The X (Twitter) account owned by American rapper Nelly has been compromised, with the hackers using it to try and lure crypto investors into phishing schemes.
This occurs as recent reports indicate a rising trend in crypto hack attacks, with over $700 million stolen in the third quarter of 2023 alone and close to $700k lost in phishing schemes in the past 18 days.
Nelly’s X Account Allegedly Phishing
According to reports, the Nellio X account has enticed individuals into a phishing site.
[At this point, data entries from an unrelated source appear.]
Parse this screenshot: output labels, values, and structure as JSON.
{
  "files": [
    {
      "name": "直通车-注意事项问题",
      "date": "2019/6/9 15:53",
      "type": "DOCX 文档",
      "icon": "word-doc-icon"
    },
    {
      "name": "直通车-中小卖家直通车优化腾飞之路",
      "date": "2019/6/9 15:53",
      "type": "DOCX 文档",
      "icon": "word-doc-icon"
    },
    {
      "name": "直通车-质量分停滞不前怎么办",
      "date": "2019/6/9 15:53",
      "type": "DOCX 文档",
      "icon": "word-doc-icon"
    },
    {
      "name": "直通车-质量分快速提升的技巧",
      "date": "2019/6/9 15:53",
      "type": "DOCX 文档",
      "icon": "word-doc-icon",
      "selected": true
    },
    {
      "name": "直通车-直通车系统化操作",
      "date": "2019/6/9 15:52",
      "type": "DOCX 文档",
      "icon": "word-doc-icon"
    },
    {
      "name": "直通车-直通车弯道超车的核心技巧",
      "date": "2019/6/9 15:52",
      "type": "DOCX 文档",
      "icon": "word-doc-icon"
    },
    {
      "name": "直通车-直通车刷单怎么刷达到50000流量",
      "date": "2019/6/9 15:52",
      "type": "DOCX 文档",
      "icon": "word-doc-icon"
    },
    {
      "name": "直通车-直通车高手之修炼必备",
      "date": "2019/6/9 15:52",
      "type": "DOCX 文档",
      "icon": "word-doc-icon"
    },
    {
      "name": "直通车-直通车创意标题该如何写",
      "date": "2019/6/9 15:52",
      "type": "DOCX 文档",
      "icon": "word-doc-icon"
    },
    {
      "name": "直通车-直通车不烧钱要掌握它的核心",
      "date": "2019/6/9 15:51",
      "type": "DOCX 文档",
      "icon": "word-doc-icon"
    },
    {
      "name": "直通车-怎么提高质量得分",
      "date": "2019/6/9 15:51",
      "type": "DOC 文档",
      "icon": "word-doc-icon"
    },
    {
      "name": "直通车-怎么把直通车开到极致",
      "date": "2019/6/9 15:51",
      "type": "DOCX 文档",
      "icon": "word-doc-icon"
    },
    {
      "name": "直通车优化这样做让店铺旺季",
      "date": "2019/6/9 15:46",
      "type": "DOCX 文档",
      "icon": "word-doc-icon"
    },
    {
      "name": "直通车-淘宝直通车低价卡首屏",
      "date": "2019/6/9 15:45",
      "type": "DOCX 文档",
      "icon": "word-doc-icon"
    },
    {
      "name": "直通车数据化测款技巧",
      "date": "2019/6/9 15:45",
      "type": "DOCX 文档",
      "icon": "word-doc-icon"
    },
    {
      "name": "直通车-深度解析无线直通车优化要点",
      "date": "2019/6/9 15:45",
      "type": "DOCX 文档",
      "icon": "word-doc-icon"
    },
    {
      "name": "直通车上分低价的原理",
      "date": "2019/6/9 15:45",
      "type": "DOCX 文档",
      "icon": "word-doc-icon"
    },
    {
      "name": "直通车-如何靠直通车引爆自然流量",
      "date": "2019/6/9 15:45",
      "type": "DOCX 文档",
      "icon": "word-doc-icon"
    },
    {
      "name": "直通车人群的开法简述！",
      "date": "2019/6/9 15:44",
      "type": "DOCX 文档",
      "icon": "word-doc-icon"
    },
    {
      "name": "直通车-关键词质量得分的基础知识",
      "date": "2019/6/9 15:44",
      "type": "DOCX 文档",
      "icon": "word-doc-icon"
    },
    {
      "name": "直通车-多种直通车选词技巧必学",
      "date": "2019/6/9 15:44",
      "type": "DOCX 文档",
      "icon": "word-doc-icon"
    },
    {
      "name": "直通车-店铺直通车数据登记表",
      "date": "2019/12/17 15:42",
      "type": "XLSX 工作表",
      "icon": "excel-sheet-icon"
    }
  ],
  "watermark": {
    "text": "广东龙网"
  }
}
The user, Nelly, identifies themselves as an on-chain security analyst who specializes in assisting people in identifying genuine scammers.
The attacker initiates contact by sending a message to the user and providing an ‘Etherscan’ link to the user’s wallet address. They inquire, “Is this your wallet by any chance?”
Since the crypto account is labeled as a scam detector and appears to be ‘associated’ with another one, @realscamSniffer, the user quickly assumes that Nellio is a security analyst.
The user expresses caution, stating their desire to avoid hacks or unauthorized access.
The hacker claims to be investigating recent instances of wallet drains and compromises. Immediately, the hacker points out a ‘problem’ with the approval of spWETH from the user’s wallet. In the following screenshot, Nellio mentions obtaining the user’s information from Scamsniffer.
The attacker simply wants the victim to follow the provided link, activating the phishing scheme. However, the ‘victim’ is wary of doing so, stating their lack of trust in ‘Nelly’ and highlighting the seemingly malicious structure of the transaction.
The conversation continues with Nellio telling the user,
“It’s a full signature revoke, it removes a couple of others while it’s removing a malicious one, they bundle the malicious approvals in with legitimate ones so you need to revoke the full chain.”
Zack XBT was the first to unearth the phishing scheme and posted it on Telegram. Later, Scam Sniffer, the name mentioned by the hackers as the source of info, rejected the idea that @NellioETH is their member.
@NellioETH is compromised and pretending to be a member of ScamSniffer. they are trying to message people in an attempt to social engineer them into using a phishing site.
— Scam Sniffer (@realScamSniffer) October 18, 2023
The rapper has been actively engaged in the crypto ecosystem, posting and retweeting images and tweets about blockchain and scams.
Phishing Attacks Still Huge
Phishing attacks are still prevalent within the Web3 ecosystem, with investors losing millions yearly.
A few hours ago, Scam Sniffer tweeted about an attack where the victim, address 0x3767318, lost about 93.24 ETH, translating into $145K. Interestingly, the Nelly X account reposted the tweet.
— Scam Sniffer (@realScamSniffer) October 17, 2023
On Oct. 7, another person lost about 299.49 rETH valued at $534K in a crypto phishing scheme, a tweet posted by Scam Sniffer and reposted by Nelly.